All the elements of a fun, swashbuckling space opera are in place: a motley crew of scofflaws, hidden royalty, old scores to settle with entire planets, alien beings that resemble frogs or spiders, and ships that can jump to hyperspace to travel between star systems. But nothing really gels. The characters are bland and all speak alike no matter how alien they look, and I never felt a sense of tension. Nothing seemed to be at stake, and sure enough, DeeDee and her friends got out of a small potential mess without any difficulty.

Worse, though, I never felt close to any of the characters. They just don't have much personality. I didn't care about DeeDee, and I certainly didn't care about any of her shipmates. She's supposed to have a romance with the captain, but there was no spark between them. I just didn't care, and I badly wanted to.

A note on the formatting: This is a PDF ebook. Like most PDFs, the text displays really, really tiny on my Sony PRS-505. Also like most PDFs, when I enlarge the text, it screws up the formatting. Part of my negative reaction to the story may be due to frustration with figuring out where paragraphs began and ended, which has nothing to do with the writing and everything to do with display. I hope the publisher can fix this issue for their future releases (although to be honest, nothing I've tried has made PDFs display better, so it may just be a sucky problem with Sony readers).

Musa Publishing link

Sunday, October 2, 2011

Hero by Perry Moore

I think this is the first young adult novel I've seen that actually tells us on the back that the main character is gay. Good for Hyperion.

Thom Creed's father was one of the country's best-loved superheroes--despite having no superpowers--until something awful happened. Now Thom lives in the shadow of his father's disgrace, his mother took off when he was still little, and his father works at a factory and can barely make ends meet. Thom isn't allowed to talk about the League of superheroes his dad used to belong to, isn't allowed to talk about superheroes at all. But when Thom develops powers of his own and discovers some pictures of his mother hanging out with League members, he realizes he doesn't know much about his own family. And when the League finds out about Thom's superhealing abilities, they invite him to try out--and Thom wants to join the League as badly as his dad hates the League.

The book is slow-paced despite some good action scenes. I didn't exactly get bored while reading, but I did repeatedly think, "Geez, this book is so long, why is this book so long?" It's 428 pages, which seems excessive for a YA about superheroes. Then again, a lot happens. It just happens slowly with a lot of talking.

In some ways, Hero reminds me of Austin Grossman's brilliant Soon I Will Be Invincible, in that it shows some of the internal workings of a league of superheroes and in its awkward moments of character backstory infodumping.
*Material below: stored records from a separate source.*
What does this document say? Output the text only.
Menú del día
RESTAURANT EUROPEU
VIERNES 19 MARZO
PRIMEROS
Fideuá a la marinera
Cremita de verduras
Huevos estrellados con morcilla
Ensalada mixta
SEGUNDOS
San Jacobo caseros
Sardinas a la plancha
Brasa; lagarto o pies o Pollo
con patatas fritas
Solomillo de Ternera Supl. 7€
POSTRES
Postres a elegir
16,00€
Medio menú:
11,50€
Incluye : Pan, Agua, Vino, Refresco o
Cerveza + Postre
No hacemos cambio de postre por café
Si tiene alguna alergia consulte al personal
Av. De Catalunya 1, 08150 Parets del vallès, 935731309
At least four times in the book, a character tells Thom his or her story at length and in decidedly literary (rather than conversational) language. I found it extremely jarring. I also found the writing rough at times, with transitions often so abrupt that I couldn't figure out what was going on. A couple of times I had to check to make sure I hadn't accidentally turned two pages instead of one.

The superhero plot is pretty good--not great, frankly, because there are too many holes. I didn't notice most of them while I was reading, but once I'd finished and was thinking about the book, I kept thinking, "Wait a minute, why did...? And what the hell did that scene have to do with...?"

Overall, though, the book is good--moving and interesting. Thom's romance with another character takes a long time to get underway, but it feels natural. I kept tearing up, too, because Thom's life really is shitty: he's terrified someone will out him to his dad, he's terrified his dad will find out he's joined the League, he's lost his place on the high school basketball team due to rumors of his being gay, his League teammates apparently all hate him, and he's trying to deal alone with superpowers he barely understands. The ending is satisfying, even if the book itself tends to be melancholy and occasionally depressing.